Nice talk. The example of google translate is not a good one though. Say you translate from language A to language B with 99% accuracy, and vice versa, which would be pretty awesome, you'd still have a substantial quality decay after only a few back and forth translations (0.99^x where x is the number of translation steps).

vecter · on July 5, 2012

That's not a very realistic model of communication. If A communicates to B with 99% accuracy in the text, it's likely that B will 100% understand what's going. He will reply back to A with a 100% accurate message that's 99% accurate after translation, and so forth.

marcelsalathe · on July 5, 2012

I agree. But my impression was that she took the fact that google translate rapidly decays into gibberish as an indication that it's not doing a good enough job. I don't think you can argue that exactly because google translate does not have the interpretation capability.

hmason · on July 5, 2012

Don't read too much into that example -- I chose it as a humorous metaphor, not a mathematical argument, and I messed up the delivery in the talk, anyway.

I'll refine the example for the next time!

orenmazor · on July 5, 2012

I'm really interested in doing more machine learning work (my current projects, as interesting as they are, dont really require it).

I've done a few weirdo projects with NLTK, tho, and its great fun.
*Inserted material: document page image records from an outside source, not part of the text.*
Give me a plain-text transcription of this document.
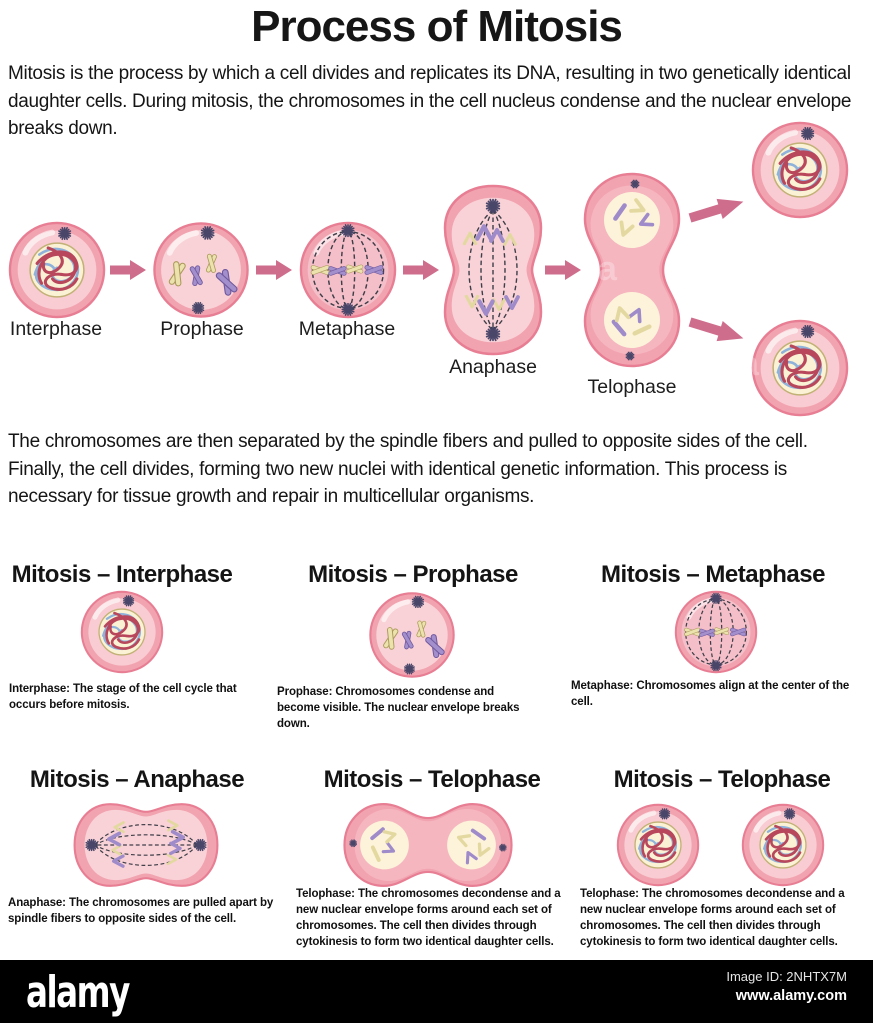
Process of Mitosis
Mitosis is the process by which a cell divides and replicates its DNA, resulting in two genetically identical daughter cells. During mitosis, the chromosomes in the cell nucleus condense and the nuclear envelope breaks down.
Interphase	Prophase	Metaphase
Anaphase
Telophase
a
a
The chromosomes are then separated by the spindle fibers and pulled to opposite sides of the cell. Finally, the cell divides, forming two new nuclei with identical genetic information. This process is necessary for tissue growth and repair in multicellular organisms.
Mitosis – Interphase	Mitosis – Prophase	Mitosis – Metaphase
Interphase: The stage of the cell cycle that occurs before mitosis.
Prophase: Chromosomes condense and become visible. The nuclear envelope breaks down.
Metaphase: Chromosomes align at the center of the cell.
Mitosis – Anaphase	Mitosis – Telophase	Mitosis – Telophase
Anaphase: The chromosomes are pulled apart by spindle fibers to opposite sides of the cell.
Telophase: The chromosomes decondense and a new nuclear envelope forms around each set of chromosomes. The cell then divides through cytokinesis to form two identical daughter cells.
Telophase: The chromosomes decondense and a new nuclear envelope forms around each set of chromosomes. The cell then divides through cytokinesis to form two identical daughter cells.
alamy	Image ID: 2NHTX7M
www.alamy.com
By stream hacking do you mean offloading learning sets (active or initial) and that heavy overhead into the "cloud", or am I misunderstanding the terminology?

hmason · on July 6, 2012

In most data analysis work, we assume that the data resides in some database and that you have the luxury of iterating over that data as many times as you like to get to a final result.
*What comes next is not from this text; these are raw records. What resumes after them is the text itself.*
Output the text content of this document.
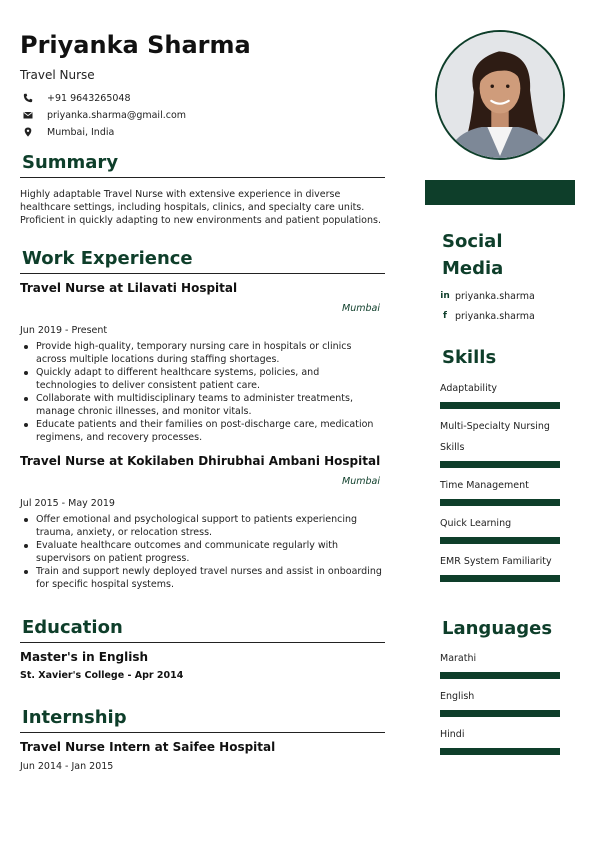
Priyanka Sharma
Travel Nurse
+91 9643265048
priyanka.sharma@gmail.com
Mumbai, India
Summary
Highly adaptable Travel Nurse with extensive experience in diverse healthcare settings, including hospitals, clinics, and specialty care units. Proficient in quickly adapting to new environments and patient populations.
Work Experience
Travel Nurse at Lilavati Hospital
Mumbai
Jun 2019 - Present
Provide high-quality, temporary nursing care in hospitals or clinics across multiple locations during staffing shortages.
Quickly adapt to different healthcare systems, policies, and technologies to deliver consistent patient care.
Collaborate with multidisciplinary teams to administer treatments, manage chronic illnesses, and monitor vitals.
Educate patients and their families on post-discharge care, medication regimens, and recovery processes.
Travel Nurse at Kokilaben Dhirubhai Ambani Hospital
Mumbai
Jul 2015 - May 2019
Offer emotional and psychological support to patients experiencing trauma, anxiety, or relocation stress.
Evaluate healthcare outcomes and communicate regularly with supervisors on patient progress.
Train and support newly deployed travel nurses and assist in onboarding for specific hospital systems.
Education
Master's in English
St. Xavier's College - Apr 2014
Internship
Travel Nurse Intern at Saifee Hospital
Jun 2014 - Jan 2015
Social Media
in priyanka.sharma
f priyanka.sharma
Skills
Adaptability
Multi-Specialty Nursing Skills
Time Management
Quick Learning
EMR System Familiarity
Languages
Marathi
English
Hindi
The challenge with stream analysis is that you are dealing with a continuous stream of data where you can see each element of the stream only one time and must still be able to cluster/classify/analyze it. There are still few algorithms and tools designed explicitly for that purpose.

ninjin · on July 5, 2012

Not that I am doing Machine Translation (MT), but saying accuracy is a bit vague. The whole notion of what is lost in a translation using MT is to the best of my knowledge not fully captured with any well-established measure.

Fair warning, I haven't had time to have a look at the video (short break at work). I'll do it once I get home.

taliesinb · on July 5, 2012

For more advanced audiences, here's a great resource I discovered recently: http://videolectures.net/mlss09uk_cambridge/ -- 60 hours of lectures from the giants of machine learning delivered at a summer school held at Cambridge in 2009.

jtagen · on July 5, 2012

From the video, seems like this was a really tough crowd. Every other video I've seen with her speaking had people laughing and enjoying themselves.

geoffw8 · on July 5, 2012

Gutted. I was there on the Friday, but not the Saturday (which is when the exciting stuff was). The BrewDog talk was best!